Event

October 13, 2015

Event Report: Global Health R&D featured at 2015 World Health Summit

 

Held annually in Berlin, the World Health Summit is a prominent international forum for addressing global health issues, convening 1200 leaders from academia, politics, civil society, and the private sector, hailing from 80 countries, to address the most pressing health-related challenges on the planet. In 2015, the Summit featured GHIT’s CEO and Executive Director on its mainstage, as well as a focused session on Global Health R&D, co-moderated by GHIT’s Director of Investment Strategy and Development.

 

The October 2015 Summit formed an important milestone in the arc of recent global health events, with the Ebola epidemic persisting in Africa, the launch of the Sustainable Development Goals (SDG) agenda, and Germany’s G7 presidency. Indeed, Ministers of Health from G7 nations convened on the sidelines of the Summit as part of the G7 process.

 

On the first day of the Summit, the GHIT Fund and Drugs for Neglected Diseases initiative (DNDi) co-convened a targeted Global Health R&D workshop, which addressed the magnitude of the infectious disease problem in low- and middle-income countries, the failure of commercial market forces to bring needed health solutions to market, and the product development partnerships that have given rise to unprecedented hope for needed health solutions.

 

Co-moderated by Dr. Kei Katsuno and Dr. Jean-Pierre Paccaud, DNDi’s Director of Business Development, discussions acknowledged reasons for optimism: several drugs and vaccines are now being developed for malaria, tuberculosis, Chagas disease and other neglected tropical diseases. Dr. David Reddy, CEO of Medicines for Malaria Venture (MMV), reflected on his organization’s successful R&D partnerships with pharmaceutical companies, as well as the implications of the new SDG agenda for such collaborations. Dr. Robert Arch, Director of Value Creation Alternatives at Takeda Pharmaceuticals, shared his experiences partnering with the GHIT Fund and MMV and discussed the precedents this collaboration (and others like it) creates for pharma’s role in 21st Century global health R&D. Additionally, Dr. Ann Aerts, Head of the Novartis Foundation, explored the relationship between R&D and effective healthcare delivery in low-income settings.

 

The Antwerp Institute of Tropical Medicine’s Kristof Decoster wrote in an article for the International Health Policies (IHP) network that the GHIT/DNDi workshop showcased valuable examples of private sector executives’ concern for the public good “while trying to find a balance with the way a for-profit company functions.”[1]

 

The GHIT Fund was also featured prominently at the conference through the participation of CEO and Executive Director Dr.

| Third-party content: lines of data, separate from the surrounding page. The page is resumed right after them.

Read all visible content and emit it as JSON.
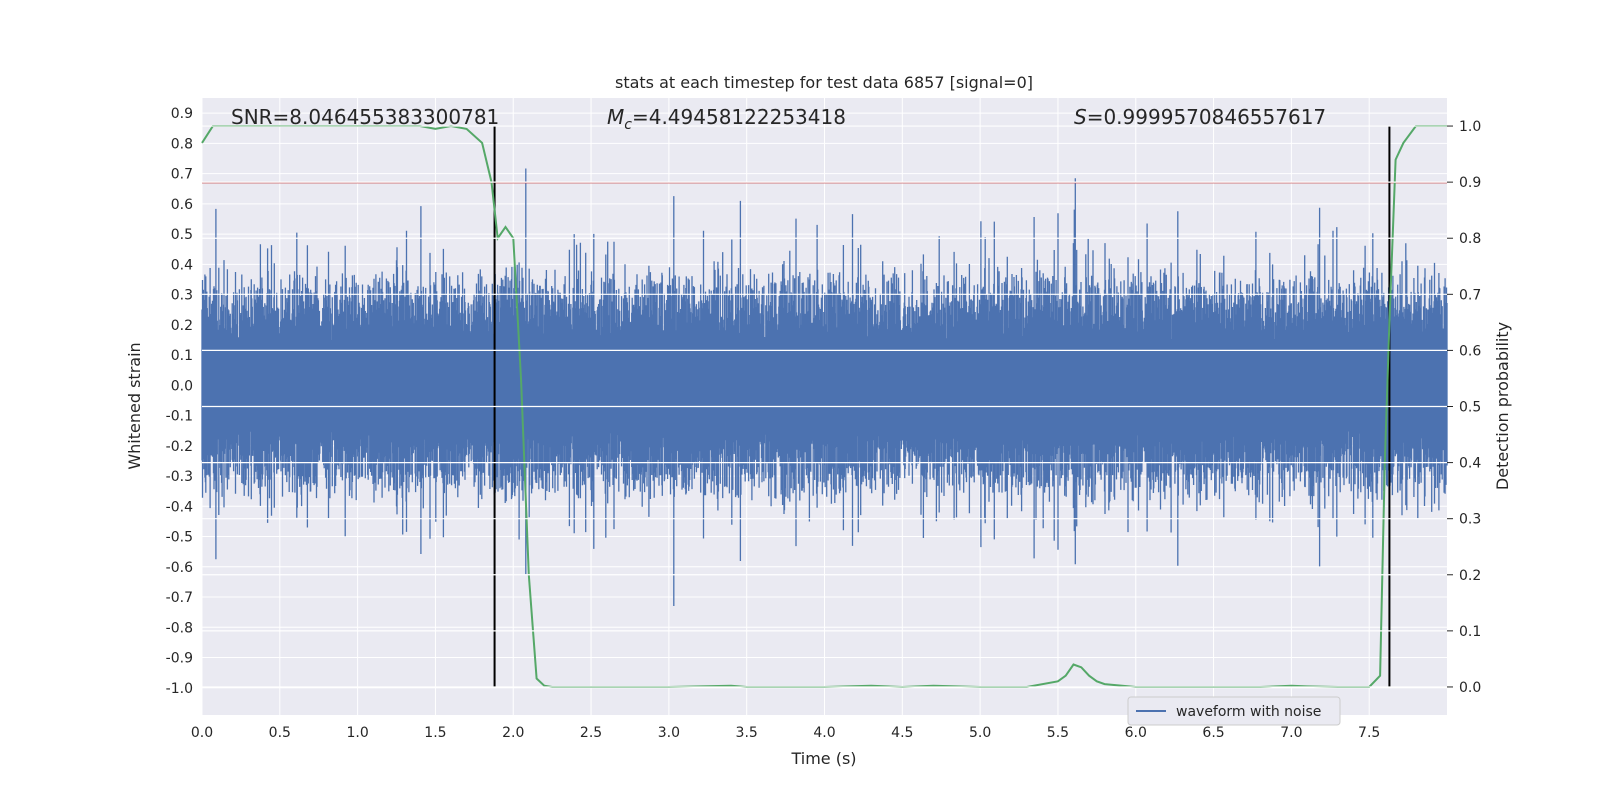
{
  "chart_data": {
    "type": "line",
    "title": "stats at each timestep for test data 6857 [signal=0]",
    "xlabel": "Time (s)",
    "ylabel": "Whitened strain",
    "y2label": "Detection probability",
    "xlim": [
      0.0,
      8.0
    ],
    "ylim": [
      -1.09,
      0.95
    ],
    "y2lim": [
      -0.05,
      1.05
    ],
    "x_ticks": [
      "0.0",
      "0.5",
      "1.0",
      "1.5",
      "2.0",
      "2.5",
      "3.0",
      "3.5",
      "4.0",
      "4.5",
      "5.0",
      "5.5",
      "6.0",
      "6.5",
      "7.0",
      "7.5"
    ],
    "y_ticks": [
      "0.9",
      "0.8",
      "0.7",
      "0.6",
      "0.5",
      "0.4",
      "0.3",
      "0.2",
      "0.1",
      "0.0",
      "-0.1",
      "-0.2",
      "-0.3",
      "-0.4",
      "-0.5",
      "-0.6",
      "-0.7",
      "-0.8",
      "-0.9",
      "-1.0"
    ],
    "y2_ticks": [
      "1.0",
      "0.9",
      "0.8",
      "0.7",
      "0.6",
      "0.5",
      "0.4",
      "0.3",
      "0.2",
      "0.1",
      "0.0"
    ],
    "annotations": {
      "snr": "SNR=8.046455383300781",
      "mc_symbol": "M",
      "mc_sub": "c",
      "mc_value": "=4.49458122253418",
      "s_symbol": "S",
      "s_value": "=0.9999570846557617"
    },
    "threshold_y": 0.67,
    "vlines_x": [
      1.88,
      7.63
    ],
    "legend": {
      "label": "waveform with noise",
      "placement": "lower-right"
    },
    "grid": true,
    "series": [
      {
        "name": "waveform with noise",
        "axis": "left",
        "color": "#4c72b0",
        "style": "dense-noise",
        "approx_envelope": [
          -0.45,
          0.45
        ],
        "duration_s": 8.0
      },
      {
        "axis": "right",
        "color": "#55a868",
        "x": [
          0.0,
          0.07,
          0.2,
          0.5,
          0.8,
          1.0,
          1.2,
          1.4,
          1.5,
          1.6,
          1.7,
          1.8,
          1.86,
          1.9,
          1.95,
          2.0,
          2.05,
          2.1,
          2.15,
          2.2,
          2.25,
          2.3,
          2.5,
          3.0,
          3.4,
          3.5,
          4.0,
          4.3,
          4.5,
          4.7,
          5.0,
          5.3,
          5.5,
          5.55,
          5.6,
          5.65,
          5.7,
          5.75,
          5.8,
          6.0,
          6.5,
          6.8,
          7.0,
          7.1,
          7.3,
          7.5,
          7.57,
          7.6,
          7.63,
          7.67,
          7.72,
          7.8,
          7.88,
          8.0
        ],
        "y": [
          0.97,
          1.0,
          1.0,
          1.0,
          1.0,
          1.0,
          1.0,
          1.0,
          0.995,
          1.0,
          0.995,
          0.97,
          0.9,
          0.8,
          0.82,
          0.8,
          0.55,
          0.2,
          0.015,
          0.002,
          0.0,
          0.0,
          0.0,
          0.0,
          0.002,
          0.0,
          0.0,
          0.002,
          0.0,
          0.002,
          0.0,
          0.0,
          0.01,
          0.02,
          0.04,
          0.035,
          0.02,
          0.01,
          0.005,
          0.0,
          0.0,
          0.0,
          0.002,
          0.001,
          0.0,
          0.0,
          0.02,
          0.4,
          0.65,
          0.94,
          0.97,
          1.0,
          1.0,
          1.0
        ]
      }
    ]
  }
}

BT Slingsby as a panelist for the opening plenary session, focused on antimicrobial resistance (AMR). Dr. Slingsby presented the reasons why R&D for new tools for NTDs and infectious diseases of the developing world is critical (and how to do it) in this age of resistance.

 

The plenary session took place on the heels of the Berlin Declaration on AMR and also featured President of the Robert Koch Institute, Prof. Dr. Lothar Wieler; CEO of Singapore’s National University Health System, Prof. Dr. John Wong; Doctors Without Borders’s Access Campaign’s Executive Director, Dr. Manica Balasegaram; Chief Medical Officer for the UK, Dame Sally Davies; WHO Assistant Director-General for Health Systems and Innovation, Dr. Marie-Paule Kieny; Aeras’s Vice-President for Scientific Affairs, Dr. Lewis Schrager; and the Weizmann Institute of Science’s Kimmelman Center for Biomolecular Structure and Assembly Director, Prof. Ada E. Yonath.